Тосковал ли он по дому? Внешне это было незаметно. Так уж случилось, что его забрали, ничего не поделаешь. Приходится довольствоваться одними письмами... И он продолжает рассказывать домашние новости. Представьте, у Марты, дочери, живущей в ста километрах от родного хутора, родился сын — третий по счету. Не мешает напомнить, что немало внуков у него и от сыновей, всех их он может назвать по имени. Из собственных его детей — их было семеро — пять человек живут и здравствуют. Таков уж его род. И если взять братьев, сестер, если еще взять детей деда... Братья и сестры, дядья и тетки со старых — прежних — времен живут в Америке, в Канаде, в Австралии, да и в Латвии их хватает. Конечно, кое-кто, как он, Янис, угодил в Сибирь, да ведь тут ничего не поделаешь...

Покончив с домашними делами, он переходит к другому вопросу — тоже любимому: о врачах. К врачам — вольным и заключенным, работающим в лагере, — он относится с доброй почтительностью. Это хорошие люди, и когда им не мешают, не вмешиваются в их дела, они всегда готовы помочь... Не то было в сорок четвертом, когда эшелоны с заключенными шли в Сибирь из Латвии, Литвы, Эстонии. Да, по правде сказать, в этих эшелонах и врачей не было. На весь поезд — одна фельдшерица. И что она, бесправная, могла поделать, чем помочь, когда всем распоряжается конвой?.. И, вспоминая этап, Янис горестно качает головой, он как бы со стороны видит былое горе. Лето, в каждой теплушке человек семьдесят, не меньше. Кормили баландой, пили сырую воду. Началась дизентерия... Лекарств — если не считать касторки и аспирина — нет, еды для больных нет, фельдшерица, как сказано, бесправна. Тянемся, едем — неделю, две, три; по дню, по два эшелон держат на запасных путях — пропускают на фронт воинские составы. Конвойные озверели, да и наши, заключенные, хуже волков стали. Ночью не спишь, слышишь

 

- 54 -

— в углу возня и голос хриплый: «Спасите», — и вновь возня, хрипенье. Человек болен, ослабел, а уж к нему подобрались, его раздевают, душат... Зачем? Одежду, барахлишко отдадут конвойному, а он все это загонит, добрую часть выручки возьмет себе, а на остальное купит и принесет полбуханки хлеба, горсть пшена... Наскоро — чтоб другие не отобрали, грабители поедят добычу, и тут же у них начинается рвота, понос, и уж другие грабители — посильней — их караулят, и как ночь — душат, раздевают. А ты смотри, молчи, а то и тебя, здорового, укокошат... Да, было дело, было дело, и вспоминать неохота...
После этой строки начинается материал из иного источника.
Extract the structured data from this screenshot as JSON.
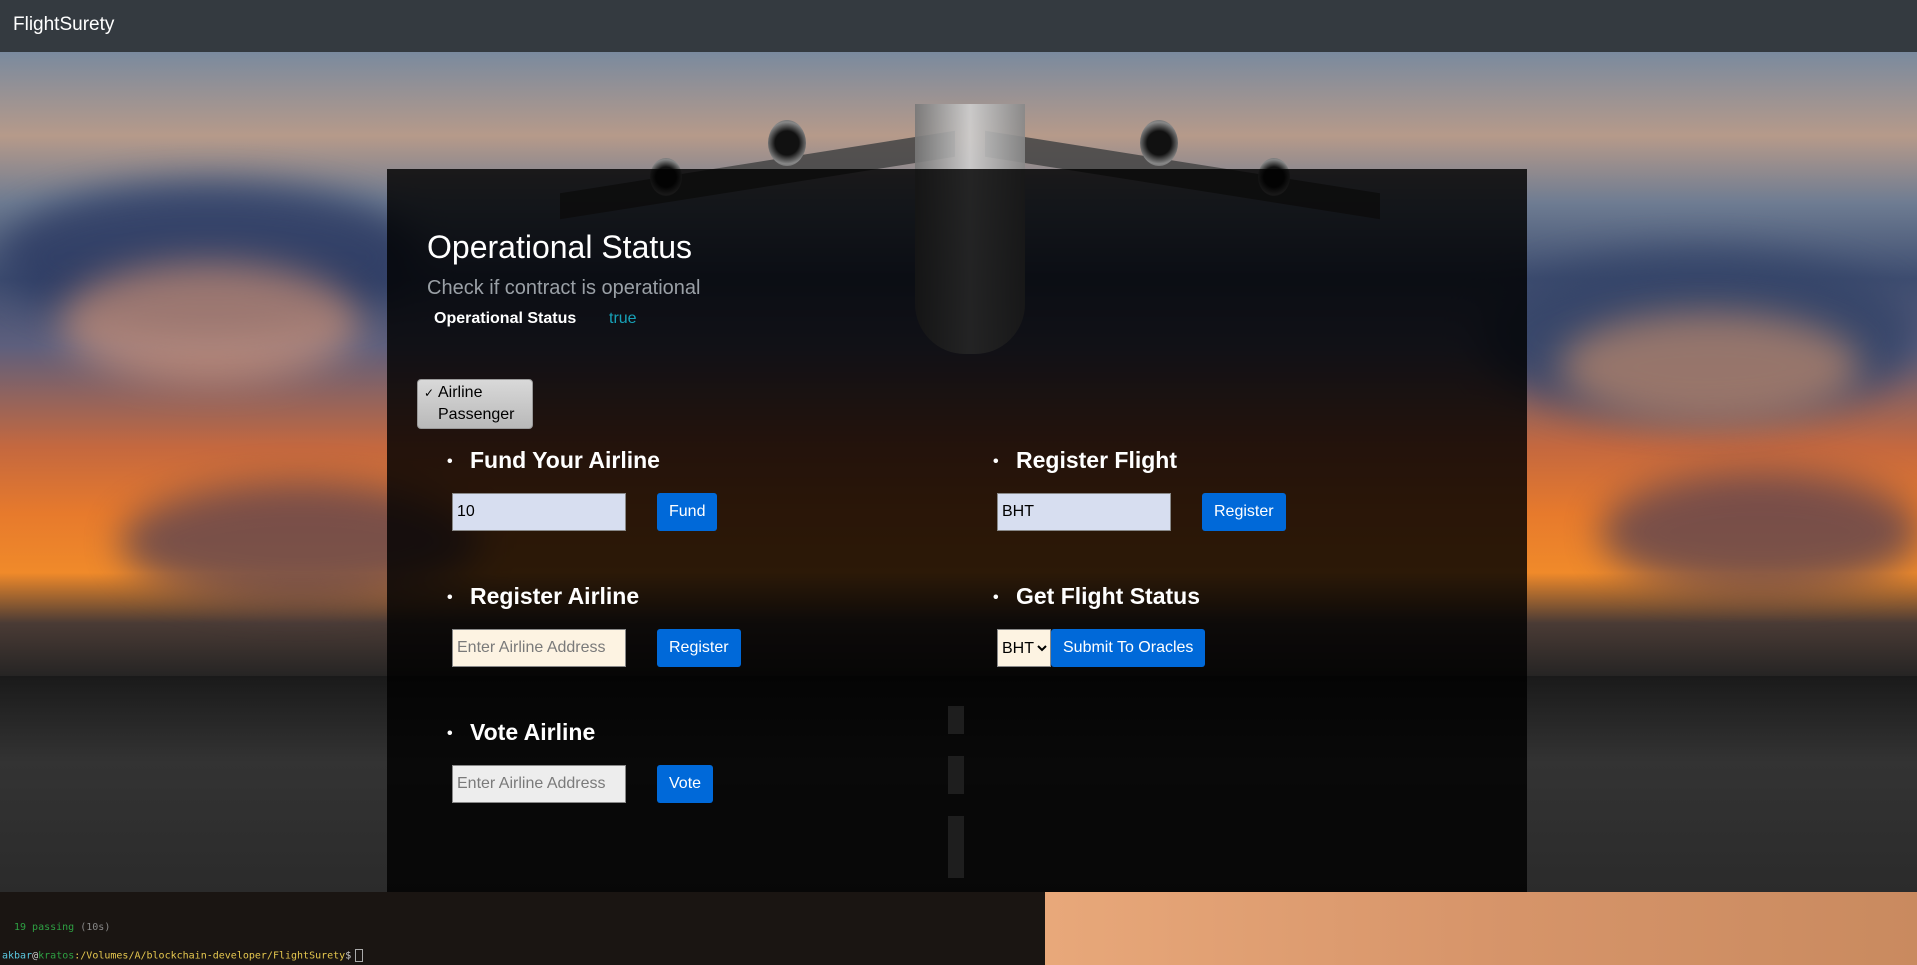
{
  "navbar": {
    "brand": "FlightSurety"
  },
  "operational": {
    "title": "Operational Status",
    "subtitle": "Check if contract is operational",
    "label": "Operational Status",
    "value": "true"
  },
  "role_select": {
    "options": [
      "Airline",
      "Passenger"
    ],
    "selected": "Airline"
  },
  "fund": {
    "heading": "Fund Your Airline",
    "input_value": "10",
    "button_label": "Fund"
  },
  "register_airline": {
    "heading": "Register Airline",
    "placeholder": "Enter Airline Address",
    "button_label": "Register"
  },
  "vote_airline": {
    "heading": "Vote Airline",
    "placeholder": "Enter Airline Address",
    "button_label": "Vote"
  },
  "register_flight": {
    "heading": "Register Flight",
    "input_value": "BHT",
    "button_label": "Register"
  },
  "flight_status": {
    "heading": "Get Flight Status",
    "selected_flight": "BHT",
    "button_label": "Submit To Oracles"
  },
  "terminal": {
    "passing": "19 passing",
    "duration": "(10s)",
    "user": "akbar",
    "host": "kratos",
    "path": ":/Volumes/A/blockchain-developer/FlightSurety",
    "prompt_symbol": "$"
  },
  "colors": {
    "navbar": "#343a40",
    "accent": "#0069d9",
    "status_value": "#17a2b8"
  }
}
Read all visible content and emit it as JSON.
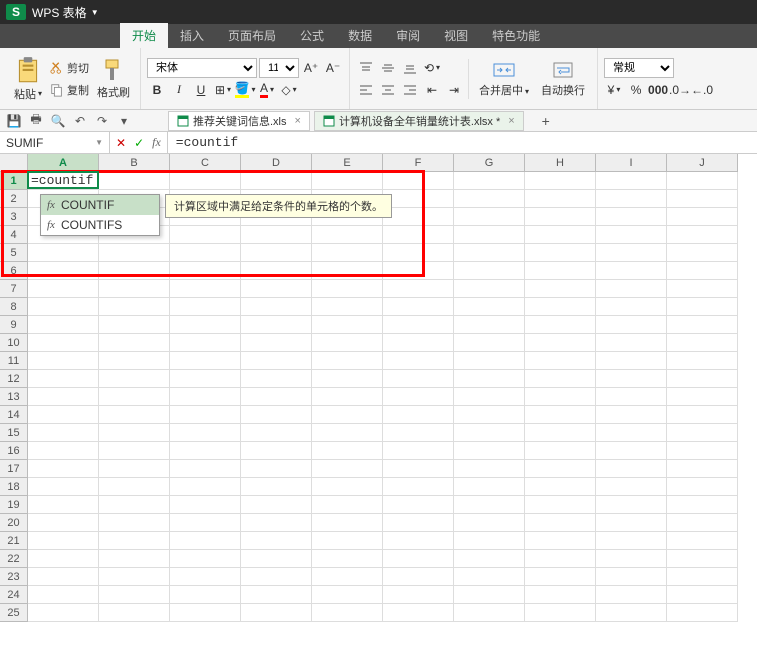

Оборвав печальную историю, Янис возвращается к рассказу о лагерных врачах, о санчасти, и вновь спокойно, ясно, добродушно лучатся его глаза. От доброго расположения к нему — так он уверяет — врачи твердо заявили: «Ты, Янис, не должен работать. Не должен, и все, сиди себе». Выдали бумажку, а в ней написано: всякая работа ему, Янису, запрещена... Но может разве человек сидеть без дела? Нет, конечно. И Янис занимается всякими поделками из дерева.

Как сейчас вижу его за работой. Ноги его поджаты. Из железок сделаны пилочки, ножики... Этим нехитрым инструментом он изготовляет свои изделия: рамки, лакированные ящички с потайными отделениями, ложки, гребешки... Работает он с оглядкой: неожиданно нагрянет надзиратель или начальство постарше, и тогда прощай заготовленный материал, инструмент, готовые вещицы. Мало того, начальник построже пригрозит еще штрафным изолятором.

Янис осторожен: за все время он попался лишь два раза.

Свои поделки он, как правило, никому не дарил; хочешь — купи. Он, думается, и не представлял себе, как можно даром отдать ящик, над которым трудился много дней. Торговался он больше для порядка и в конце концов брал сколько дадут. Ведь и ему нужны деньги: иногда в ларьке появится сахар, купишь бумагу, конверты, марки... У сыновей, у Марты — свои заботы, не обращаться же к ним за деньгами! Впрочем, для врачей он порой делал исключение: одному подарит портсигар, другому — рамку. Да и как иначе? Из любезности они ему, здоровому человеку, дают полное освобождение. Ну, а за любезность надо платить.

 

- 55 -

Работал Янис усердно, в особенности не давал покоя своим рукам в зимние часы: день, мол, короток. А при вечернем свете — при свете коптилки — можно лишь сидеть, беседовать с хорошим человеком, слушать, как в одном углу поют донские и кубанские казаки, в другом — церковники, в третьем — баптисты... На самодельных скрипках, на цимбалах играют литовцы... Их перебивают, глушат своим стуком игроки в домино. Нет чтобы играть тихо, обязательно надо стучать изо всех сил!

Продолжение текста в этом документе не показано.